L’idea che sta dietro
all’odio per gli ebrei oggi come sempre è che essi abbiano un animo perverso
che li rende inadatti e diversi. Ora l’ideologia dell’uomo inferiore si è
estesa allo Stato di Israele
GERUSALEMME
NEL 1967 ero una giovane comunista, come la maggior parte dei
ragazzi italiani. Stufa del mio comportamento ribelle, la mia famiglia mi
mandò in un kibbutz dell'alta Galilea, Neot Mordechai. Laggiù mi
sentivo piuttosto contenta: il kibbutz dava ogni mese una certa somma di
denaro per sostenere la lotta dei vietcong. Quando scoppiò la guerra dei Sei
Giorni, Moshe Dayan parlò alla radio per darne l'annuncio. Chiesi ai miei
compagni di Neot Mordechai che cosa volessero dire le sue parole. Mi
risposero: Shtuiot, sciocchezze. Durante la guerra accompagnavo i bambini nei
rifugi, scavavo trincee e mi addestravo in alcune semplici operazioni di
autodifesa. Continuavamo a lavorare nell'orto, ma eravamo svelti a
identificare i Mig e i Mirage che si inseguivano nel cielo sopra le alture
del Golan. Quando tornai in Italia, i miei compagni di scuola non mi
accolsero bene: alcuni mi guardarono come se non fossi più la stessa di
prima, ma un nemico, una persona malvagia che presto sarebbe diventata
un'imperialista. La mia vita stava per cambiare: allora non lo sapevo ancora,
perché pensavo semplicemente che Israele avesse giustamente vinto una guerra
dopo essere stato assalito e aver subito un numero incredibile di
provocazioni e maltrattamenti. Ma presto mi accorsi che avevo perso l'innocenza
dell'ebreo buono, di quell'ebreo speciale fatto secondo i loro desideri. Ora,
in quanto ebrea, ero messa insieme con gli ebrei dello Stato di Israele e
lentamente, ma inesorabilmente, venivo esclusa da tutta quella nobile schiera
di personaggi come Bob Dylan, Woody Allen, Isaac Bashevis Singer, Philip Roth
e Sigmund Freud, che santificava il mio giudaismo agli occhi della sinistra.
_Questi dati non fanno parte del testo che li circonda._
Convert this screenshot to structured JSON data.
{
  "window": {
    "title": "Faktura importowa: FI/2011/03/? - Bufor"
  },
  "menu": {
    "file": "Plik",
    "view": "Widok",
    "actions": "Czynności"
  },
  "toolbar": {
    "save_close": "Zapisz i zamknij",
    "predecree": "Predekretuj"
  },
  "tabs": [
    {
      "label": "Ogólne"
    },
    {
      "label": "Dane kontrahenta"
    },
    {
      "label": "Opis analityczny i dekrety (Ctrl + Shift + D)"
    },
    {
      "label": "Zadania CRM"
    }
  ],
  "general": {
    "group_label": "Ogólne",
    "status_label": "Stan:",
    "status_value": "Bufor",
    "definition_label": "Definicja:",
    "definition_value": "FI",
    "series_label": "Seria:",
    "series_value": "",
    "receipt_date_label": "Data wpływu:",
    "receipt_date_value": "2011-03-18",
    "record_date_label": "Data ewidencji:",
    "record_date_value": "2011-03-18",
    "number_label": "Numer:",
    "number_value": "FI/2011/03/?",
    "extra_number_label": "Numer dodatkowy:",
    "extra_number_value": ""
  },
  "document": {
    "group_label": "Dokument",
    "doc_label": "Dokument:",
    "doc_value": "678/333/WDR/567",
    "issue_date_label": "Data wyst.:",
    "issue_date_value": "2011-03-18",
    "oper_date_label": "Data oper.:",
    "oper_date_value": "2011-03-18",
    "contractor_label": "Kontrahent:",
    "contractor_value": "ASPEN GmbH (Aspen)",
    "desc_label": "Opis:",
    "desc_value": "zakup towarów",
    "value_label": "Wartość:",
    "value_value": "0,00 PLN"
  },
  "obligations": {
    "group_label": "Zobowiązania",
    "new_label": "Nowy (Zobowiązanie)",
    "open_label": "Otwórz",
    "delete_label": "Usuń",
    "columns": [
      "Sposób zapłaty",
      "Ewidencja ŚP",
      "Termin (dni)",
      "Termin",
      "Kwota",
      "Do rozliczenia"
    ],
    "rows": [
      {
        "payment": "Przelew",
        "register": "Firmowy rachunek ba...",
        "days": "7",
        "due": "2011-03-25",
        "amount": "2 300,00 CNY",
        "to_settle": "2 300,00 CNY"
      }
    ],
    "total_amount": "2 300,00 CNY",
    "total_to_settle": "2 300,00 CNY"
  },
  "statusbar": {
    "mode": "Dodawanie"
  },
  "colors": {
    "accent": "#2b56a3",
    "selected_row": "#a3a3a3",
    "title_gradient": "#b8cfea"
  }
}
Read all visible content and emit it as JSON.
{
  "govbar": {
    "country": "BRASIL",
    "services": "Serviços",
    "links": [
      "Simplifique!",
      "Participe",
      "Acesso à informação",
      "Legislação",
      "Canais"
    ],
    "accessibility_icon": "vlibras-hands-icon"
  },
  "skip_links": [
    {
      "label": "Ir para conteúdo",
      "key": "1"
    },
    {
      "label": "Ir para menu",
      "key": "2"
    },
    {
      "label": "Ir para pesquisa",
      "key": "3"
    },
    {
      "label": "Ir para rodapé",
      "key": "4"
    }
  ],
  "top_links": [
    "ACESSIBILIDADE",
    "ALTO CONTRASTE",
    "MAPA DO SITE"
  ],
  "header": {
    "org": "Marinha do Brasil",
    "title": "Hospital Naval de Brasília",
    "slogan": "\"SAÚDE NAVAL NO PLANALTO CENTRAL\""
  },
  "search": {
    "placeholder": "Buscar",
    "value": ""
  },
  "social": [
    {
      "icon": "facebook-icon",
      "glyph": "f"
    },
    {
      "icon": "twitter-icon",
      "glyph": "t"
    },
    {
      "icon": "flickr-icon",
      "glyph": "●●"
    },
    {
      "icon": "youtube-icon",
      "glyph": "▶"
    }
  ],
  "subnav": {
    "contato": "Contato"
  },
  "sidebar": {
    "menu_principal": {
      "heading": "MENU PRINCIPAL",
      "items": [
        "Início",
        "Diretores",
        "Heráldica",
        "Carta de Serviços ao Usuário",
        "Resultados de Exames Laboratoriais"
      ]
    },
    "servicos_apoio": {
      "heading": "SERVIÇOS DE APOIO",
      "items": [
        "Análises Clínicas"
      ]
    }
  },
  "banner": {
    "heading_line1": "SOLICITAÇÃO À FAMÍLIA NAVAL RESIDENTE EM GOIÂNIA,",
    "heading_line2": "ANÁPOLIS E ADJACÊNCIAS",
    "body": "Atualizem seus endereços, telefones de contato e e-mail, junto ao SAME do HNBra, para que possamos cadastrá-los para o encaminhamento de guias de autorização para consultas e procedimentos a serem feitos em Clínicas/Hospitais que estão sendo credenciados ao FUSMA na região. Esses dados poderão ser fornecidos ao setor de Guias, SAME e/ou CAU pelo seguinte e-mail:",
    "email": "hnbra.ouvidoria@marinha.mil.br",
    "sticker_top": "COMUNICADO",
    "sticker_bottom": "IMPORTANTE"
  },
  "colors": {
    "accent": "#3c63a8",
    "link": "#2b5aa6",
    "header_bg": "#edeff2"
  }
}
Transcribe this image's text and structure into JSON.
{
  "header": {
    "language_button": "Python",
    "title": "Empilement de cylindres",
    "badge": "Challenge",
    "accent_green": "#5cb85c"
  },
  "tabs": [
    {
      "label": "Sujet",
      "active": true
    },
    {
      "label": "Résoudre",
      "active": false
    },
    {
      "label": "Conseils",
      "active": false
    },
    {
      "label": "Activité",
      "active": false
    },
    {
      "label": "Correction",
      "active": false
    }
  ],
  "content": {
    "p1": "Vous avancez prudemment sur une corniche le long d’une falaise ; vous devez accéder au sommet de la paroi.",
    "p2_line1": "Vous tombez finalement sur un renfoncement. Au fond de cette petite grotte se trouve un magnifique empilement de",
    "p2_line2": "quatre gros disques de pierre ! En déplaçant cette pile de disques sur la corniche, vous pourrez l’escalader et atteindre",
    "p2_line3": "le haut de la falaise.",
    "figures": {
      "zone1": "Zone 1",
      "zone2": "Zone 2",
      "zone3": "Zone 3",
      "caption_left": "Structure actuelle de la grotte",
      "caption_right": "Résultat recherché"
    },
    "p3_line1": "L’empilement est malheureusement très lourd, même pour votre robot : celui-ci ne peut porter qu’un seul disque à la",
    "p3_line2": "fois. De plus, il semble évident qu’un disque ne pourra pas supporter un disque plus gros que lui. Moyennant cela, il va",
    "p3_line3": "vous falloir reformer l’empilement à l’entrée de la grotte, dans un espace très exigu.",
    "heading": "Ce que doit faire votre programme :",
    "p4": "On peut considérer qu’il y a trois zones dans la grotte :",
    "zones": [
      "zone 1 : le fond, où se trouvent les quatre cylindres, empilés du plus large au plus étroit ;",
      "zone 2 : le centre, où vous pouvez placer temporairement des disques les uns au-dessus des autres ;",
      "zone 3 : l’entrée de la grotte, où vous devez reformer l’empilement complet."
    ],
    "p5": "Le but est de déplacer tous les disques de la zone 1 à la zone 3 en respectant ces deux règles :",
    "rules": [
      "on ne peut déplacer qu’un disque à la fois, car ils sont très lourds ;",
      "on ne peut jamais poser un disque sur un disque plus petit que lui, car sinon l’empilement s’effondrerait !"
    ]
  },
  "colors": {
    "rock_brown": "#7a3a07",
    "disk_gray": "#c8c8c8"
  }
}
Ho cercato per molto tempo di riconquistare quella santificazione, e la
sinistra ha cercato di ridarmela, perché gli ebrei e la sinistra hanno
disperatamente bisogno gli uni dell'altra. Ma ora, dopo che l'odierno
antisemitismo ha calpestato qualsiasi buona intenzione, le cose si sono fatte
chiare. In tutti questi anni, anche persone che, come me, hanno firmato
petizioni per il ritiro dell'esercito israeliano dal Libano, sono diventate
dei «fascisti inconsapevoli», come mi ha scritto un lettore in una lettera
piena di insulti. In un libro sono stata definita semplicemente «una donna
appassionata che si è innamorata di Israele, confondendo Gerusalemme con
Firenze». Un palestinese mi ha detto che, se io vedo le cose in modo così
diverso dalla maggior parte della gente, significa che il mio cervello non
funziona bene. Sono stata anche definita una persona crudele e insensibile,
che nega i diritti umani e alla quale non importa nulla della vita dei
bambini palestinesi. La ragione di questi e di molti altri insulti e critiche
mi è stata spiegata da uno scrittore israeliano molto famoso. Un paio di mesi
fa, mentre stavamo parlando al telefono, mi ha detto: «Sei davvero diventata
una persona di destra». Cosa? Di destra? Io? Una vecchia femminista,
attivista dei diritti umani, addirittura comunista in gioventù? Soltanto
perché ho raccontato il conflitto arabo-israeliano nel modo più accurato che
potevo e perché talvolta mi sono identificata con un Paese continuamente
attaccato dal terrorismo? È un fatto davvero interessante. Perché nel mondo
contemporaneo, il mondo dei diritti umani, se una persona viene definita di
destra, è stato compiuto il primo passo verso la sua delegittimazione. Ogni
ebreo nato dopo l'Olocausto impara subito un messaggio molto chiaro: il male,
per gli ebrei, è quasi sempre giunto dalla destra, in particolare dalla
Chiesa, almeno per una buona parte della sua storia, e, naturalmente, dal
nazismo e dal fascismo. L'Olocausto ha fatto ricadere il male sulla destra. E
poiché gli ebrei sono il simbolo vivente di quanto possa essere malvagia la
destra, legittimano la sinistra con la loro stessa semplice esistenza. Allo
stesso tempo, la sinistra ha concesso la propria benedizione agli ebrei quali
vittime par excellence, alleati sempre fedeli nella lotta per i diritti dei
deboli contro i più forti. Quale ricompensa per il sostegno offertogli, come
la possibilità di pubblicare libri e girare film, nonché per la reputazione
di artisti, intellettuali e giudici morali che gli veniva riconosciuta, gli
ebrei, persino durante le persecuzioni antisemite dell'Unione Sovietica,
hanno dato alla sinistra il proprio appoggio morale, invitandola a unirsi a
loro nel pianto di fronte ai monumenti dell'Olocausto. Oggi il gioco è
inequivocabilmente finito. La sinistra si è dimostrata la vera culla
dell'attuale antisemitismo. Quando parlo di antisemitismo, non mi riferisco
alle legittime critiche rivolte contro lo Stato di Israele, bensì
all'antisemitismo puro e semplice, talvolta accompagnato anche da critiche:
criminalizzazione, stereotipi e menzogne specifiche o generiche, che da
menzogne sugli ebrei (cospiratori, assetati di sangue, dominatori del mondo)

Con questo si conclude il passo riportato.